The Lament of
the Second Race

October 2023 | by Dani | Header by Irina Kovalova

Dani here! You're reading the old 2023 edition of this story. I updated this one as I was working on my university application because it wasn't quite up to scratch. Click here to see the revised 2024 edition.

Fiction | Worldbuilding

I stand half-submerged in the cool water, as lilies drift on the surface around me, and I feel the rain as it patters upon my rusting body.

...

The first race, our predecessors, were an organic race. They were born from the same meat and bone as the beasts that roam the wilderness. But as soon as the first race emerged, they were different. They were intelligent, and strong. They grew rapidly — they built kingdoms, then empires, then nations.

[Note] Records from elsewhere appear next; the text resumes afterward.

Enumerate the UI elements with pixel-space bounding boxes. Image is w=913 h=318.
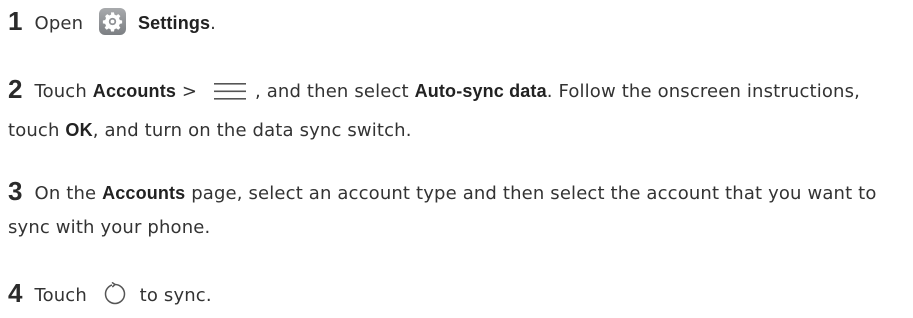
menu-icon [213, 79, 247, 113]
step-number: 3 [8, 176, 23, 206]
step-text-period: . [210, 13, 217, 34]
sync-icon [103, 282, 127, 318]
settings-gear-icon [99, 8, 127, 35]
step-text-on-the: On the [34, 183, 97, 204]
step-text-to-sync: to sync. [139, 285, 212, 306]
step-4: 4 Touch to sync. [8, 276, 905, 318]
step-number: 1 [8, 6, 23, 36]
step-number: 4 [8, 278, 23, 308]
settings-label: Settings [137, 13, 211, 33]
step-text-open: Open [34, 13, 84, 34]
step-text-gt: > [181, 81, 198, 102]
ok-label: OK [65, 120, 93, 140]
step-number: 2 [8, 74, 23, 104]
step-text-touch: Touch [34, 81, 87, 102]
auto-sync-label: Auto-sync data [414, 81, 547, 101]
accounts-label: Accounts [102, 183, 186, 203]
step-3: 3 On the Accounts page, select an accoun… [8, 174, 905, 245]
accounts-label: Accounts [92, 81, 177, 101]
step-text-then-select: , and then select [255, 81, 409, 102]
step-text-turn-on: , and turn on the data sync switch. [92, 120, 412, 141]
step-1: 1 Open Settings. [8, 4, 905, 41]
step-text-touch: Touch [34, 285, 87, 306]
step-2: 2 Touch Accounts > , and then select Aut… [8, 72, 905, 148]
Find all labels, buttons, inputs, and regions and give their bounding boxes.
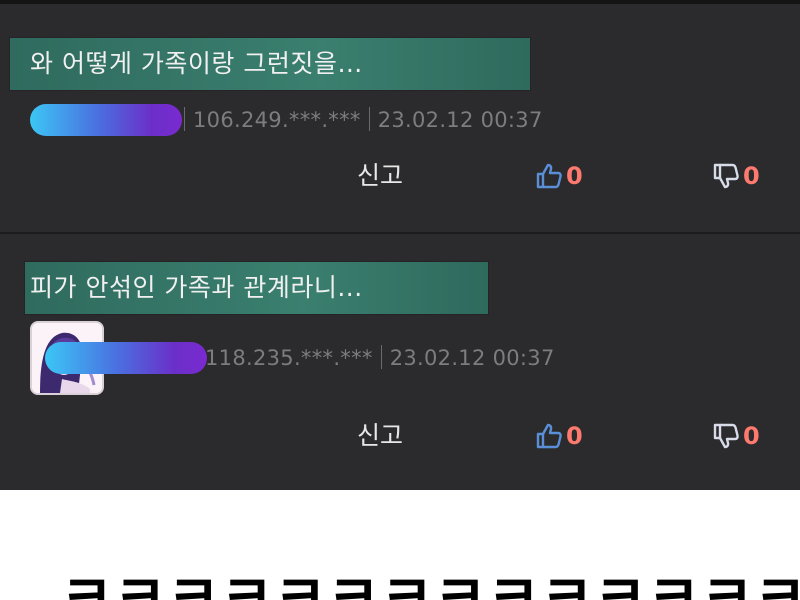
thumbs-down-icon <box>712 422 740 450</box>
comment-meta: 118.235.***.*** 23.02.12 00:37 <box>205 342 555 374</box>
timestamp: 23.02.12 00:37 <box>377 108 543 132</box>
upvote-button[interactable]: 0 <box>535 420 583 452</box>
comment-item: 와 어떻게 가족이랑 그런짓을… 106.249.***.*** 23.02.12… <box>0 0 800 232</box>
comment-text: 피가 안섞인 가족과 관계라니... <box>30 273 363 302</box>
meta-separator <box>184 107 185 131</box>
thumbs-up-icon <box>535 162 563 190</box>
meta-separator <box>380 345 382 369</box>
upvote-button[interactable]: 0 <box>535 160 583 192</box>
thumbs-down-icon <box>712 162 740 190</box>
report-button[interactable]: 신고 <box>357 160 403 192</box>
downvote-count: 0 <box>743 162 760 190</box>
thumbs-up-icon <box>535 422 563 450</box>
timestamp: 23.02.12 00:37 <box>389 346 555 370</box>
report-button[interactable]: 신고 <box>357 420 403 452</box>
upvote-count: 0 <box>566 422 583 450</box>
comment-panel: 와 어떻게 가족이랑 그런짓을… 106.249.***.*** 23.02.12… <box>0 0 800 490</box>
ip-address: 118.235.***.*** <box>205 346 373 370</box>
redacted-nickname <box>45 342 207 374</box>
reaction-caption: ㅋㅋㅋㅋㅋㅋㅋㅋㅋㅋㅋㅋㅋㅋ <box>60 563 800 600</box>
meta-separator <box>368 107 370 131</box>
screenshot-stage: 와 어떻게 가족이랑 그런짓을… 106.249.***.*** 23.02.12… <box>0 0 800 600</box>
ip-address: 106.249.***.*** <box>193 108 361 132</box>
upvote-count: 0 <box>566 162 583 190</box>
comment-meta: 106.249.***.*** 23.02.12 00:37 <box>182 104 543 136</box>
comment-item: 피가 안섞인 가족과 관계라니... 118.235.***.*** 23.02.… <box>0 234 800 490</box>
redacted-nickname <box>30 104 182 136</box>
downvote-button[interactable]: 0 <box>712 160 760 192</box>
downvote-button[interactable]: 0 <box>712 420 760 452</box>
comment-text: 와 어떻게 가족이랑 그런짓을… <box>30 49 363 78</box>
downvote-count: 0 <box>743 422 760 450</box>
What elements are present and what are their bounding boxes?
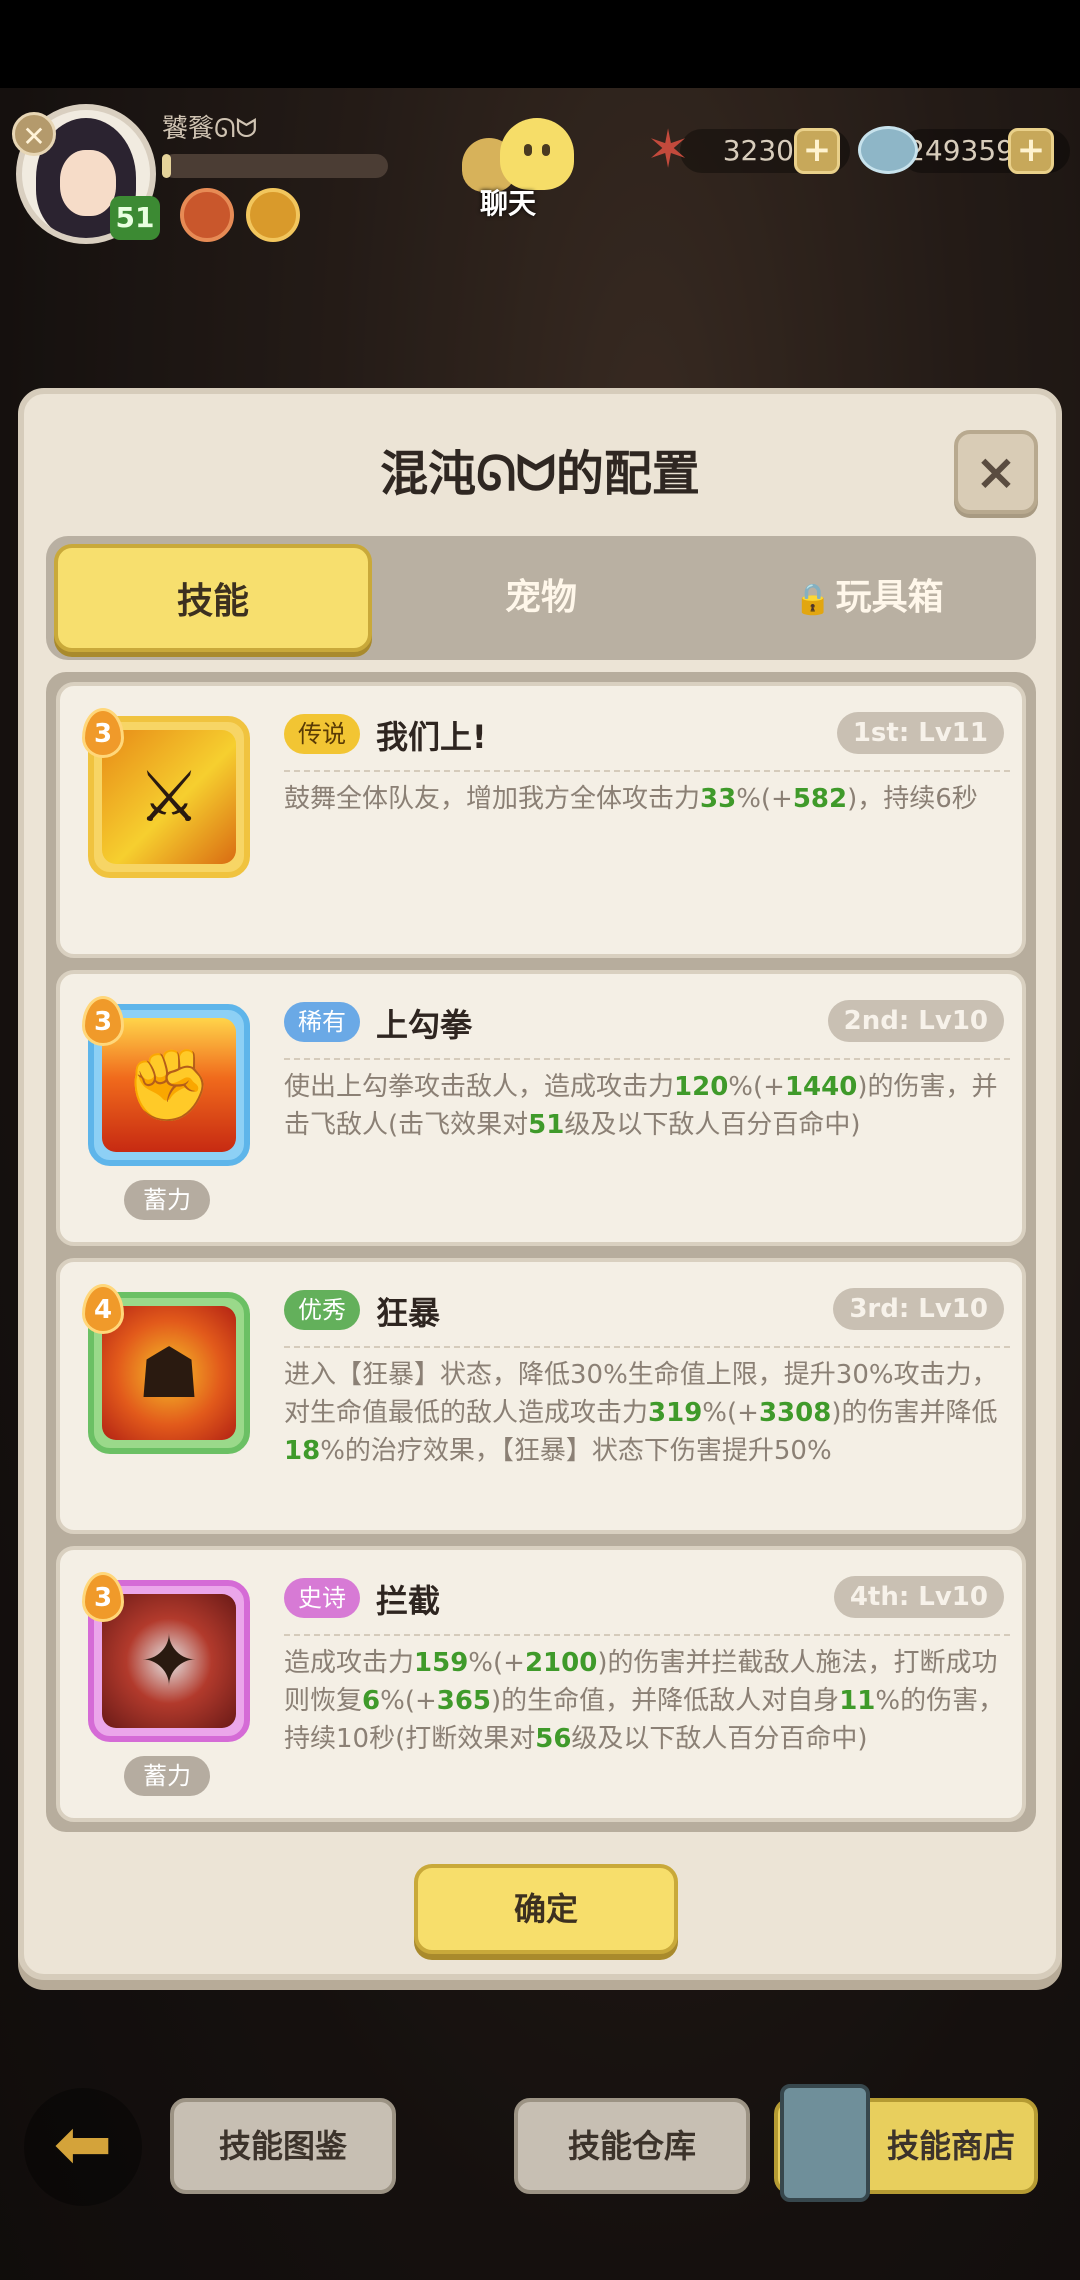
skill-description: 鼓舞全体队友，增加我方全体攻击力33%(+582)，持续6秒 — [284, 784, 978, 814]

And then they went to the stars.

Great antique starships! — fueled by the first race’s shared desire to show the world what they were capable of. Our predecessors conquered the galaxy for fun, built towering obsidian monuments, miles across, created entire ecosystems from scratch, only to tear them apart again. They screamed into the universe, just so they could hear the echo.

...

But still, the first race grew dissatisfied. Beside their great demonstrations, the first race looked down at themselves — at their own bodies — and hated what they saw. They clawed at their ancient flesh, cursed it; that part of them so shockingly fragile, subject to the ache of disease and abruptness of death; that tormenting clock that counted ever downward, like the guillotine falling.

They were disgusted, and so they built us; the second race.

We were a race whose bodies were made of metal and wheels. Iron beams framed our hulking bodies — bodies that could not age, nor sicken, nor die. We would never suffer like the first race did.

We revelled in the ruins of the first race’s works. We submerged ourselves in their ecosystems, unearthed the lichen-stained monuments from the crumbling soil. We felt the softness of the breeze, the sounds of the bluebirds and toads and dragonflies, that fresh smell of air in the rain — we would stand in the water as we felt it patter on our iron frames.

...

But we, too, grew dissatisfied. From inside our sublime paradise, we looked now within ourselves and we hated what we saw. Haunted by sorrow and anger, and other, uncertain emotions that we couldn't put names on, ones that didn’t make sense. We wanted to scream, to cry, to curl up, to escape. But our metal bodies were cold and unyielding.

We were terrified, and so we built the third race.

Silvered, spherical bodies, and with minds just as sleek — electric minds — hard circuits and silicon. We built them to never be sad, nor angry, nor feel anything they couldn't comprehend. They would never have to suffer like we did.

The third race outgrew us rapidly. They harvested materials, replicated themselves, and they let us be. We stayed where we were, in those places, those garden paradises that we came to know as the grandfather planets.

...

The first race were already gone, while we lived our retirement. But the third race were different. They were efficient. Cold, calculating. They didn't speak a language, they didn’t need one. They just looked you in the eye, without recognition. We couldn't see what they were thinking. They felt alien.

There was never any sudden shift. No announcement of it. It just happened.

One day, we lost all contact with the third race.

We were stuck on the grandfather planets. We didn't know what was happening, at first. Not until it began raining broken and defective machines down from orbit. That's when we realised they had become the junkyard planets.

...

I’m sorry I can't describe or put words to the feeling. We of the second race have always been bad at that.

To be trapped on a planet, by beings of your own creation, yet whom you can't understand. And who yet have no drive to understand you either. Beings that look at you without recognition, only calculation. Beings that you know will succeed you, even when your whole race is gone. You can only watch, trapped, looking up at the stars with the same longing that your ancestors once did.

You stand in the water, feeling the rain as you watch your iron frame slowly rust away.